Although Clinton caught a glimpse of the digital future when he was president and a little-known Internet gadfly named Matt Drudge broke the Monica Lewinsky story, he was never subjected to the kind of unblinking scrutiny of today’s media environment.

When Clinton was running for president, Todd said, he and his fellow candidates could misspeak -- and even willfully obfuscate -- with relative impunity.

“It was like a Jedi mind trick with him,” he added. “It would take a few days for the media to catch up [and] by then he had moved on.”
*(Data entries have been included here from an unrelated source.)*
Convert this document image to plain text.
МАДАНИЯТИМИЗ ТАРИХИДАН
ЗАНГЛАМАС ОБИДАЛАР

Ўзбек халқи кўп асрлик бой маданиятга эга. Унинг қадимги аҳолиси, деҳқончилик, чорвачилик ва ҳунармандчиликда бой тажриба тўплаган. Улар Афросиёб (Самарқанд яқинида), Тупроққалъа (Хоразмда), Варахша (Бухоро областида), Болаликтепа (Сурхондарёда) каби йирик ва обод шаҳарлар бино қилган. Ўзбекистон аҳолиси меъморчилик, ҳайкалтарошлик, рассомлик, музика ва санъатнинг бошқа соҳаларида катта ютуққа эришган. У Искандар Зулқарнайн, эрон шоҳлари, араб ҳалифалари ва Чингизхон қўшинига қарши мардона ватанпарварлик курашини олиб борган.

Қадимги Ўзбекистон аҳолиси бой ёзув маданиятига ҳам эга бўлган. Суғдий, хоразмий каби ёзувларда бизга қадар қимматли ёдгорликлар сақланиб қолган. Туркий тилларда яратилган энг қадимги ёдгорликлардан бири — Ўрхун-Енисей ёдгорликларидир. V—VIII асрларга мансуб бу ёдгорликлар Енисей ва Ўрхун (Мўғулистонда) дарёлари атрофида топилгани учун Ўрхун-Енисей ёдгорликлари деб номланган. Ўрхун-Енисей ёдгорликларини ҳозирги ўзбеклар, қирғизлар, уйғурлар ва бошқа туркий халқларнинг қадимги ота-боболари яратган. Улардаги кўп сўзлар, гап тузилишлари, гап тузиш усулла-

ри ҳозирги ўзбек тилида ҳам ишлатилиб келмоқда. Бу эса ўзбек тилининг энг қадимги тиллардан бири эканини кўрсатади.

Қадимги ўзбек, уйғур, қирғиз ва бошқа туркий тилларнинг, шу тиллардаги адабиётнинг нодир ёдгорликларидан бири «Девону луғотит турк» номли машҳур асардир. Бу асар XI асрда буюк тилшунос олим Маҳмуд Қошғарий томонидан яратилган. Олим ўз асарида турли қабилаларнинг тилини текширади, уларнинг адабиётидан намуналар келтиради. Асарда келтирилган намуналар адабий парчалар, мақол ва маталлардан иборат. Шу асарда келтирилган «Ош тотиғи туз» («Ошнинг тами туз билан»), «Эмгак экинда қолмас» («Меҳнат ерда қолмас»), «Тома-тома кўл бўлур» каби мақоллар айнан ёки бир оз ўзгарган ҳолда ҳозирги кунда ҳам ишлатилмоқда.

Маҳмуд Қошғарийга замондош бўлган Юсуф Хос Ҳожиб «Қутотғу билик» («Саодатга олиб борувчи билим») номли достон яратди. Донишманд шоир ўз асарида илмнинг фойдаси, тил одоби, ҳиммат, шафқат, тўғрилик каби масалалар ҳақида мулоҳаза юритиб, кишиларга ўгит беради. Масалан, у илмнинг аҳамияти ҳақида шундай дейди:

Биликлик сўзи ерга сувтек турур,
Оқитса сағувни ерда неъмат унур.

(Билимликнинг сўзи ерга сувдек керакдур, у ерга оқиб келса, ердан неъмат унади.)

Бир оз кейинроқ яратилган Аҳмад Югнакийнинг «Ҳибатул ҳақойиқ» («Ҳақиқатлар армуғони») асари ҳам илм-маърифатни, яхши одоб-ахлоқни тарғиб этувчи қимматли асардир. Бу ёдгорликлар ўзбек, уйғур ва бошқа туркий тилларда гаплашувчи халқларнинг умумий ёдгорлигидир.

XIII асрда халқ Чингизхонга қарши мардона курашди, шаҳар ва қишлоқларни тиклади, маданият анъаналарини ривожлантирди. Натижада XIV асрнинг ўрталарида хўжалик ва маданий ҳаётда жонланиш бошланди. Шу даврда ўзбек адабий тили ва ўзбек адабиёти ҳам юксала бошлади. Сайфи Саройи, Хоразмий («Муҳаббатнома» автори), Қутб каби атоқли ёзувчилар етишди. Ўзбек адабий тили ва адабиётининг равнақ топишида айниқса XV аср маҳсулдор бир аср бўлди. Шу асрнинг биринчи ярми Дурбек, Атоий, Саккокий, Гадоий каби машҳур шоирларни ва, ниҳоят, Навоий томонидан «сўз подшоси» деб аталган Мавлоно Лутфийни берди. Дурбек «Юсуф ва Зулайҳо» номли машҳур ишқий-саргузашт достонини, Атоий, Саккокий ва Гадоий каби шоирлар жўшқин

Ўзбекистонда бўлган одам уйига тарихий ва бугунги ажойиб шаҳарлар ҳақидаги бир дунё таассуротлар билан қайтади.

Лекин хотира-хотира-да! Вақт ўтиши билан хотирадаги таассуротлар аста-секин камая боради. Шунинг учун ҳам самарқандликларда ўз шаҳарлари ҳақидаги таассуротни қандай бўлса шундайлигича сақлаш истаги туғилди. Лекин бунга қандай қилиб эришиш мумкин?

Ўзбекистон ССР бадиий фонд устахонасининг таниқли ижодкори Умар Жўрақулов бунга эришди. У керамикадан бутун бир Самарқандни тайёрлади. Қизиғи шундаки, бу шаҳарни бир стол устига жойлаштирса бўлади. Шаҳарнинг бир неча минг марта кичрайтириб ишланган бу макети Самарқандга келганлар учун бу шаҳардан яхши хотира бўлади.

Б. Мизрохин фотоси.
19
But in 2008, Clinton’s gaffes -- calling Obama’s opposition to the Iraq war a “fairy tale,” inviting charges of race-baiting by comparing Obama’s campaign to Jesse Jackson’s, reviving his wife’s Bosnia trip for another spin in the news cycle -- sparked immediate blowback that seems to have caught him by surprise.

That’s not to say that the current campaigns aren’t media-savvy. If anything, Todd said, they’re all too savvy for news organizations operating on tighter budgets and with threadbare staffs.

“There may be more news organizations covering this [election], but nobody is going at it with the depth and breadth that major news organizations used to be able to do,” he added. “The campaigns are more sophisticated. They have more troops to spin than sometimes the media has to cut through it.”